IE 11 is not supported. For an optimal experience visit our site on another browser.

Breaking down the border

Bloody Sunday put Londonderry on the map. Now Northern Ireland’s most vibrant city is breaking down borders. By Laura Haydon.
/ Source: msnbc.com

Londonderry, the final stop on the border before Northern Ireland plunges into the North Atlantic, is an ancient walled city of 95,000 people who live mainly on its outskirts in sprawling suburbs of public housing. At the height of the Troubles, when the IRA’s bombing campaign was at its most intense, 75 percent of the buildings in the city had been damaged or destroyed. Yet today, Londonderry has been beautifully and thoughtfully rebuilt and is a vibrant cultural center.

For years Londonderry, or Derry, as it is known by its predominantly Catholic population, was famous only for the devastating events of Bloody Sunday, when British troops opened fire on unarmed civil rights protesters and killed 13. That day in January 1972 has come to be seen as the moment that sparked almost three decades of political violence.

Now, though, Londonderry has risen like a phoenix from the ashes of its bloody past with the help of European Union grants aimed at cementing the peace after warring paramilitary groups agreed to a cease-fire in 1994.

But most of the credit for Londonderry’s transformation is due to the pioneering spirit of its people. In 1975, with the help of a local businessman, Paddy Doherty, residents set up the Inner City Trust and since then have nearly rebuilt the city. The trust is led by the Catholic and Protestant bishops of the city, an example of the cooperation that has emerged after years of sectarian violence.

Unrest still looms each summer at the time of the militant Protestant Apprentice Boys’ parade around the city’s walls, but the city is generally peaceful now.

Londonderry has so transformed itself that it has become a destination for cruise ships in the summer.

Today the city is a center of arts and culture. It boasts a brand-new theater and a Verbal Arts Center dedicated to nurturing a local oral and literary tradition that stretches from St. Columbanus to the 1995 Nobel laureate Seamus Heaney. The city’s dynamism is powered by its young population — 50 percent are under 30 — many of whom have channeled their energies into the arts.

The Nerve Center, a multi-media showcase, is a mecca for musicians, photographers and film-makers and produced the Oscar-nominated short film “Dance Lexie Dance.” The center houses the Foyle Film Festival, an innovative event held each November that has brought in luminaries of the European cinema including Kenneth Branagh and Wim Wenders.

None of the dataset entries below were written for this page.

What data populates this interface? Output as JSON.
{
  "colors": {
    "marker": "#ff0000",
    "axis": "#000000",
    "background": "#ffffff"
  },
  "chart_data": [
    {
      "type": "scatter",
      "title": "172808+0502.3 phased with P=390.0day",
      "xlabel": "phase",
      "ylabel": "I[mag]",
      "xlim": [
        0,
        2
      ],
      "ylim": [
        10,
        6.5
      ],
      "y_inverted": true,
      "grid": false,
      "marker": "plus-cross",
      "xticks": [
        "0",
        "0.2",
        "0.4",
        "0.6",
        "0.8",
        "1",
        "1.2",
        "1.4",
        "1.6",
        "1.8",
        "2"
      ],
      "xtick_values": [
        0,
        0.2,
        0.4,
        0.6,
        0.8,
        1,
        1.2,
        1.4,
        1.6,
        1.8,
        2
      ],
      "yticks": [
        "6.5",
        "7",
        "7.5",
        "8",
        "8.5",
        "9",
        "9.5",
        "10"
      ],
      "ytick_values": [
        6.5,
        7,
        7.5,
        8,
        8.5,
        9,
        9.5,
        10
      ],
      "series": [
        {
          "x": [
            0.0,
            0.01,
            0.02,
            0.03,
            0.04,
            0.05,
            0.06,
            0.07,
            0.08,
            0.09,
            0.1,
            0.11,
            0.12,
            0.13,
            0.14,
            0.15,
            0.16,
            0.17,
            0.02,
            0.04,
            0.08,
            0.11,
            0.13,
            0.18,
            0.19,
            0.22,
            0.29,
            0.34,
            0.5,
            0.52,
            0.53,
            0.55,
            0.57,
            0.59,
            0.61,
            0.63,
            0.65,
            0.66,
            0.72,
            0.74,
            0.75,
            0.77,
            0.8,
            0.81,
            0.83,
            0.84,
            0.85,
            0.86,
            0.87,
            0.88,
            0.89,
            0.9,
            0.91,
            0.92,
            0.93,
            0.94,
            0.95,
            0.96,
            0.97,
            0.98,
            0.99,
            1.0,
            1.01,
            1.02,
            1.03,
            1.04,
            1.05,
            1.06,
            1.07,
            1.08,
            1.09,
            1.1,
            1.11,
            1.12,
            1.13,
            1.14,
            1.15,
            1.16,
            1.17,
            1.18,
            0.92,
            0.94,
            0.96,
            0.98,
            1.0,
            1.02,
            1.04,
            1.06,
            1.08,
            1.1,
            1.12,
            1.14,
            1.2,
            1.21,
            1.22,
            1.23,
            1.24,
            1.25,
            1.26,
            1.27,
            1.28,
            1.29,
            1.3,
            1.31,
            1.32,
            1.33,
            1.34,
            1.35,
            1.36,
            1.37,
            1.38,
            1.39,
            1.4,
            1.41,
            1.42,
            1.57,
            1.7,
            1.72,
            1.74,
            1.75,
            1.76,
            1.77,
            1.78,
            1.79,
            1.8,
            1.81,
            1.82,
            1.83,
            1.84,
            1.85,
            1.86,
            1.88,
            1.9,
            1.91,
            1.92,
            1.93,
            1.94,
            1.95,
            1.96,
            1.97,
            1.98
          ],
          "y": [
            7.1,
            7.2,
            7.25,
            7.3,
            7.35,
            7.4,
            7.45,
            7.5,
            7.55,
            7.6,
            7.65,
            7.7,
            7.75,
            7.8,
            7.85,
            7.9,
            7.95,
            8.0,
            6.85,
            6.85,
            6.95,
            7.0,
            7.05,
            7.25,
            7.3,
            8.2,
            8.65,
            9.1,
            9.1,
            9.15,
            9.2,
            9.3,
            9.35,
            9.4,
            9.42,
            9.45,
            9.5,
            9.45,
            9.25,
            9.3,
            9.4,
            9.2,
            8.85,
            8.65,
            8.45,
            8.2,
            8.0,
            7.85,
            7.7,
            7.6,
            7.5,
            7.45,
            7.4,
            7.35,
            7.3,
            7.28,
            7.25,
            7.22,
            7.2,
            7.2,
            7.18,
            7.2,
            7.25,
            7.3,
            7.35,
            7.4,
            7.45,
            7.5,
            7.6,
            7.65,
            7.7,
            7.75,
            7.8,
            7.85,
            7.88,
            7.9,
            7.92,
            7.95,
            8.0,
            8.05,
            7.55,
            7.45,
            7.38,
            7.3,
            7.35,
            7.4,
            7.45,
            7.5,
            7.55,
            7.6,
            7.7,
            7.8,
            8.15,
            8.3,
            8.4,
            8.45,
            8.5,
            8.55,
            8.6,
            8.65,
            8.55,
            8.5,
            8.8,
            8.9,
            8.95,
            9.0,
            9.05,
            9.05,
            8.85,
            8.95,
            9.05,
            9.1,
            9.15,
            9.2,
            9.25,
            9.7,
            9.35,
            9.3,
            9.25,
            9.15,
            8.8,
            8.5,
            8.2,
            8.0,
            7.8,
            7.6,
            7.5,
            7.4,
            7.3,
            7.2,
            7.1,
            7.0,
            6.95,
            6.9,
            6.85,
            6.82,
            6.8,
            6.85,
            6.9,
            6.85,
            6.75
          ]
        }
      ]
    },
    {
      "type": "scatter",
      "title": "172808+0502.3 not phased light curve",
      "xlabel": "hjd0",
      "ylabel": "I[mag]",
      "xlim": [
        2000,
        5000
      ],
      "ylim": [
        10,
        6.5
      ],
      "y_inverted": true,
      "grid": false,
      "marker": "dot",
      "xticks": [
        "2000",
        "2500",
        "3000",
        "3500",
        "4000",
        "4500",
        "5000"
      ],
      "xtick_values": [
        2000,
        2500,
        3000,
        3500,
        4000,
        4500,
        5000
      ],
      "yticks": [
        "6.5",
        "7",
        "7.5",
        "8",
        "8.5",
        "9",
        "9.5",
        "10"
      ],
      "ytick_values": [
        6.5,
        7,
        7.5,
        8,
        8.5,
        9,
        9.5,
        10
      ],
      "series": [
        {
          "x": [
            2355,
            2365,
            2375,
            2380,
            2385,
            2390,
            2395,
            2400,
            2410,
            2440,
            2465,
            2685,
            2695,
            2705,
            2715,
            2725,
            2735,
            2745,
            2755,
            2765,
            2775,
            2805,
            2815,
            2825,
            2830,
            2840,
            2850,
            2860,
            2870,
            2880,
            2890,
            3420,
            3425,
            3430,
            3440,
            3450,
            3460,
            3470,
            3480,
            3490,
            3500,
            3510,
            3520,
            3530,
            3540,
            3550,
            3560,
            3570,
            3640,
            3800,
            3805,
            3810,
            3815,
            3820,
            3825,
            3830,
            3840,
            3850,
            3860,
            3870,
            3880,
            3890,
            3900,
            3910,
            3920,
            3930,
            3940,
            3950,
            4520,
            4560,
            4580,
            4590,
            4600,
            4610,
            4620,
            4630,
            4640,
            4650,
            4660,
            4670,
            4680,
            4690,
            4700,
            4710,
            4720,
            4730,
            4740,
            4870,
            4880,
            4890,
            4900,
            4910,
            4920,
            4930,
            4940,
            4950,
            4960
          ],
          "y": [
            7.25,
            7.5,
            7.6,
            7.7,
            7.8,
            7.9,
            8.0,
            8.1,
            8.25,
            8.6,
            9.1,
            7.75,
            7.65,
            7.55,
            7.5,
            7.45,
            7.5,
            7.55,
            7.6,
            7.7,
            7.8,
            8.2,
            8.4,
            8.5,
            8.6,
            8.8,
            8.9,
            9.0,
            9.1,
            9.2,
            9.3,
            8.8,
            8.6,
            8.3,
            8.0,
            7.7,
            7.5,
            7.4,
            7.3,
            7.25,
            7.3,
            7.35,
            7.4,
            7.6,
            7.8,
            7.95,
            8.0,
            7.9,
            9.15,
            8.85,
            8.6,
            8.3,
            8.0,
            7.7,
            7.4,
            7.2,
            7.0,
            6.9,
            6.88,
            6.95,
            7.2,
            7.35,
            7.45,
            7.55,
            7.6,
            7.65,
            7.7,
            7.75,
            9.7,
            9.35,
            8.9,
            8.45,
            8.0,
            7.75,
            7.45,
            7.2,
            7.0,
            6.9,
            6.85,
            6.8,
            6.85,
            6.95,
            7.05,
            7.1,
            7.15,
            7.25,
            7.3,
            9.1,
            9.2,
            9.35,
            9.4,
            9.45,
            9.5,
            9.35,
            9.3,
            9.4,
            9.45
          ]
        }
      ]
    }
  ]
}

Its director, Shauna Kelpie, believes Londonderry’s location on the border in the remote northwest is the reason for its pioneering spirit. “Up here, people have been left to their own devices and if they want to do something, they do it,” says Kelpie. “They just have that spirit. And I suppose the freedom of the border has helped that.”

Despite Londonderry’s transformation, its residents are still haunted by the Troubles. In March last year, the British government opened a new inquiry into the events of Bloody Sunday to try to establish once and for all the role of British troops in the massacre. It promises to be a long, drawn-out affair, but it offers hope that some of the injustices of the past 30 years can be laid to rest.